Wednesday, 7 May 2014

Living the Sin: The Strange Lives of Three-Toed Sloths

Special thanks to our good friend Kyle Empringham over at TheStarfish for suggesting this week’s topic. Kyle asked “What’s the deal with sloths?” Fortunately for us, vague questions often lead to interesting answers.

Very few people would envy the lives of three-toed sloths. Native to the rainforests of Costa Rica, these animals are famous for moving incredibly slowly (they climb at a maximum speed of 8 feet per minute), and sleeping up to 20 hours per day. What most people don't realize is that sloths are unique among mammals in a lot of ways that might explain their apparently laziness.


As a general rule of biology, large mammals don’t live their whole lives in trees. Sure, trees offer great protection from predators and give you a pretty solid view of what is going on in your neck of the woods, but the food stinks. Living on a diet of leaves alone usually limits mammals to about the size of a squirrel. Most animals you can think of that make their homes in forest canopies rely on insects, fruits, or other means of added nutrition to keep them going. Not three-toed sloths, though. The reason these furry tree-dwellers move so slowly is because their metabolism is the slowest of any mammal. Leaves offer them so little in the way of nutrition that they can’t afford to waste a single calorie.


Surprisingly, their dietary deficiencies may also help explain one of the weirdest things sloths do. For years, biologists have puzzled over why sloths risk getting chomped on by predators once every week when they leave the trees to poo. They would be easy enough targets if they used different locations as their toilets, but for some reason sloths go back to the same spot time and time again. It is the only thing in their lives that they willingly leave the trees for.


Surprisingly, a recent study from biologist Jonathan Pauli at the University of Wisconsin suggests that the reason for this peculiar bathroom behaviour might lie in the sloths’ disgustingly unkempt fur. One of the odd side effects of their moving so slowly is that algae actually grows in the fur of three-toed sloths. The algae makes them appear green during the wet season and brown during the dry, so the arrangement actually provides them with some added camouflage. The interesting part about what Pauli had found is that the ecosystems in their fur also help supplement a slothful diet. Studying the stomach contents of sloths revealed that they eat the algae when grooming, which provides additional fats and calories that they need to make up for eating all those empty leaf calories. 

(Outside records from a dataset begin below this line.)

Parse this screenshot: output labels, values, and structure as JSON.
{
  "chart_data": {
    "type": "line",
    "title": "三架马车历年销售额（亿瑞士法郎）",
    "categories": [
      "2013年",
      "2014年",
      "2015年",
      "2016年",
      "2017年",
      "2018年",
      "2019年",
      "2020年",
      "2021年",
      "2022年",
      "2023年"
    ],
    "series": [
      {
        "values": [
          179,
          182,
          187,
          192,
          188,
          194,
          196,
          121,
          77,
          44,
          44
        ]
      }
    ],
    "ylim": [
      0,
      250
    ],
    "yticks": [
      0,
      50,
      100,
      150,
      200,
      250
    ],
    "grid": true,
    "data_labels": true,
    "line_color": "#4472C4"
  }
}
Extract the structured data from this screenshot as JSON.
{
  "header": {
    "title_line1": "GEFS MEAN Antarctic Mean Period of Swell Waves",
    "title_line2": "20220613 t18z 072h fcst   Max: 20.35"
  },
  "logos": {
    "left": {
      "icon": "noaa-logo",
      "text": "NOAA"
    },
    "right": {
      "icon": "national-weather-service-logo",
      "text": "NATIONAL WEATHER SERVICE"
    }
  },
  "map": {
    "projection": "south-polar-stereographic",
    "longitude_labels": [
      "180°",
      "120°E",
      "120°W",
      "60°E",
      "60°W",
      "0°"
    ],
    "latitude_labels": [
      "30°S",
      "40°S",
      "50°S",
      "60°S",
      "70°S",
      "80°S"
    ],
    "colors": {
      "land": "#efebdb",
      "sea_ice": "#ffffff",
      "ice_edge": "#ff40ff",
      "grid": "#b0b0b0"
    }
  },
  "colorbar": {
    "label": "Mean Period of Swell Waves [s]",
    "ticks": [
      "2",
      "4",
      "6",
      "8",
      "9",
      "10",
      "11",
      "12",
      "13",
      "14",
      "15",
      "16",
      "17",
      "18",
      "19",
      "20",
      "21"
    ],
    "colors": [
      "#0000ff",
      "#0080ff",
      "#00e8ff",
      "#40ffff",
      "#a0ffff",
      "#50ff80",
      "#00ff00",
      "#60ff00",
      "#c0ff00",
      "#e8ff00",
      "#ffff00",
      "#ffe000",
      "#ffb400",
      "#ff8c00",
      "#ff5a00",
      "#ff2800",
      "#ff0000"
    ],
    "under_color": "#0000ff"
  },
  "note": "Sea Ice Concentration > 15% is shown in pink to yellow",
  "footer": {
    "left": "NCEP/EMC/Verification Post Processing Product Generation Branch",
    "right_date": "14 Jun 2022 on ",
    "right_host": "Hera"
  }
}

That is all well and good but how does it explain sloths’ preferred pooing spots? As it turns out, algae isn’t the only thing living in a sloths' fur. Their follicle forests are also home to moths. Up to 120 individual moths have been found living in the fur of one sloth. By observing the sloths for weeks on end, Pauli developed a theory that these moths were laying their eggs in the sloths’ dung. When the slow-moving hosts returned to their bathroom spots, the eggs hatched and the new moths hopped aboard to keep the cycle going.

Apparently, when the moths die and decompose in the sloths’ fur, they provide nutrients that allow the algae to grow. As we have seen, the sloths benefit from the algae by way of camouflage and a handy snack. In short sloths, moths, and algae have worked out one of the strangest symbiotic ménage a trois in nature. This also explains why three-toed sloths living in cleaner captive conditions often aren’t as healthy as their wild counterparts.



The morale of the story? They may be cute and easy to catch, but you really don’t want to hug a sloth.